Best Of :: People & Places
Arizona Democrat Steve Muratore doesn't suffer fools gladly, whether he's wondering whether Attorney General Tom Horne is a "psychopath," accusing a spokeswoman for schools Superintendent John Huppenthal of polishing a piece of merde, or calling out the Capitol Times for kissing up to pro-plutocrat legislators. What makes him different from some online blowhard on a blog like, say, the Daily Kos is that he does a lot of his own reporting and research and offers unique analysis, not just fighting words. He's also fiercely local, focusing on issues such as redistricting that in these days of strained newspaper budgets, do not receive the attention they deserve. Cantankerous and principled, Muratore is a fighter whose motto "The KEYBOARD is mightier than the sword" is especially true when he's typing his latest entry.
There's an old joke: What's the difference between Phoenix and yogurt? Yogurt has culture. No more, friends. No more. Old is the operative word here, because in the past decade this city has turned a well-earned reputation on its ear. Don't believe us? Flip through the pages of this year's issue of Best of Phoenix — the pages are exploding with art, music, food, shopping, sports and, yes, culture.
With his temporary installation piece Familiar Glass with Theatrical Spectacle with Transparent Illusion and Artselfie, Phoenix artist Daniel Funkhouser not only engaged the work's viewers, he created something of an Instagram sensation. As part of the spring 2014 ARTELPHX event, Funkhouser created a piece that, when looked at with 3D glasses, served as a funhouse mirror. Standing to face it, the viewer sees frames within frames within frames that end at a seemingly far-off point where they can see themselves. Encouraged to take selfies while both looking at and becoming part of the work, Phoenicians took to Facebook and Instagram to make Funkhouser's Artselfie into one of the most viewed new works by a Phoenix artist this year.

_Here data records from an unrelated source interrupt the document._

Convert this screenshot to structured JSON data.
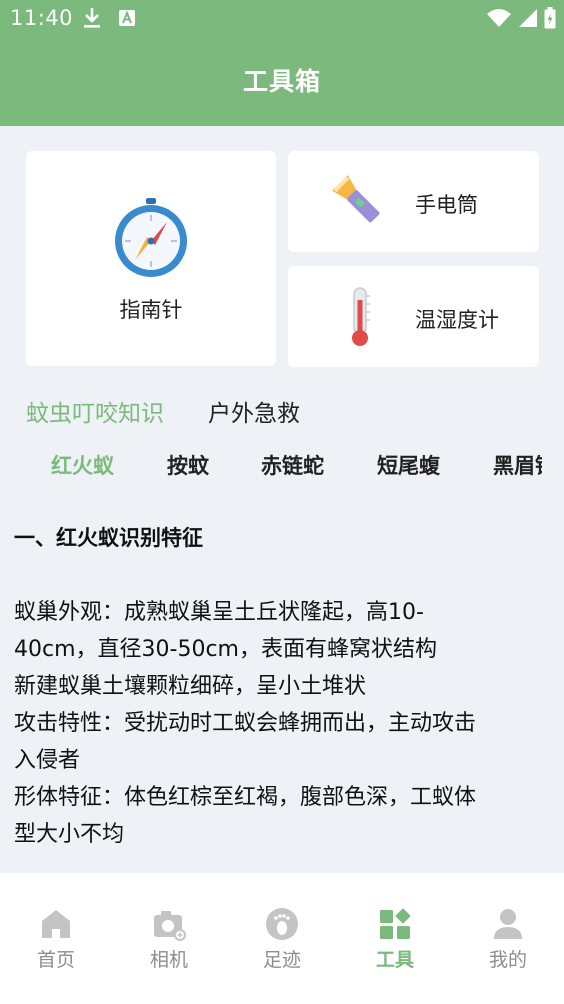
{
  "status_bar": {
    "time": "11:40"
  },
  "header": {
    "title": "工具箱"
  },
  "tools": {
    "compass": "指南针",
    "flashlight": "手电筒",
    "thermometer": "温湿度计"
  },
  "main_tabs": [
    {
      "label": "蚊虫叮咬知识",
      "active": true
    },
    {
      "label": "户外急救",
      "active": false
    }
  ],
  "sub_tabs": [
    {
      "label": "红火蚁",
      "active": true
    },
    {
      "label": "按蚊",
      "active": false
    },
    {
      "label": "赤链蛇",
      "active": false
    },
    {
      "label": "短尾蝮",
      "active": false
    },
    {
      "label": "黑眉锦蛇",
      "active": false
    }
  ],
  "article": {
    "heading": "一、红火蚁识别特征",
    "lines": [
      "蚁巢外观：成熟蚁巢呈土丘状隆起，高10-",
      "40cm，直径30-50cm，表面有蜂窝状结构",
      "新建蚁巢土壤颗粒细碎，呈小土堆状",
      "攻击特性：受扰动时工蚁会蜂拥而出，主动攻击",
      "入侵者",
      "形体特征：体色红棕至红褐，腹部色深，工蚁体",
      "型大小不均"
    ]
  },
  "bottom_nav": [
    {
      "label": "首页",
      "icon": "home-icon",
      "active": false
    },
    {
      "label": "相机",
      "icon": "camera-icon",
      "active": false
    },
    {
      "label": "足迹",
      "icon": "footprint-icon",
      "active": false
    },
    {
      "label": "工具",
      "icon": "tools-icon",
      "active": true
    },
    {
      "label": "我的",
      "icon": "profile-icon",
      "active": false
    }
  ],
  "colors": {
    "accent": "#7cb97d",
    "background": "#eef1f5",
    "inactive": "#8d8d8d"
  }
}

Artist James B. Hunt is the best kind of disrupter. In addition to his hilarious, satirical music and culture reporting for www.tempeart.com — which has earned the ire of some local music press and confused local musicians — Hunt made national headlines this year by hiding art throughout Tempe and Phoenix, stashing his otherworldly portraits in alleys, behind dumpsters, and in trees. He posts clues about the art's whereabouts on his social media sites, allowing finders to "earn" his art rather than buy it. It's all about the "secret Phoenix" Hunt wants to foster and help keep alive, making the very streets of the city his gallery.
Considering its billing as the world's largest independent hotel art installation, we weren't sure at first what to make of ARTELPHX. But after attending the recurring event, which places both fine artwork and performance pieces throughout The Clarendon Hotel in the spring and fall, we have to say it's become one of the most anticipated happenings in Phoenix. At each edition, a roster of 20-plus artists in varying media create installations inside hotel rooms, stage poolside performances, and surprise viewers at nearly every turn over a three-day showing. Mary Shindell, Lauren Strohacker, and Nathaniel Lewis are among those who have displayed pieces, while performers have included members of Dulce Dance Company and CONDER/dance. Being immersed in art is a rare thing, and even rarer is an event that generates real excitement. ARTELPHX excels on both levels, thanks to a welcoming atmosphere and a diverse display of the city's art.
When it comes to handcrafting our own creative knickknacks, most of us are in DIY denial. Fortunately, there's one night of the year when Martha Stewart wannabes and Pinterest pariahs can holster their sad glue guns and hand themselves over to the professionals. In the midst of the holiday season, talented makers of all media gather in Medlock Plaza, at the corner of Camelback and Central, to sell one-of-a-kind jewelry, clothing, candles, toys, accessories, and more. Put aside your notions of patchouli oil perfumes and poorly knit sweaters because Frances boutique owner and Crafeteria founder Georganne Bryant holds her handmade merchandise to a much higher standard. Mark your calendars and avoid the mainstream department stores because you're buying custom gifts done right this December.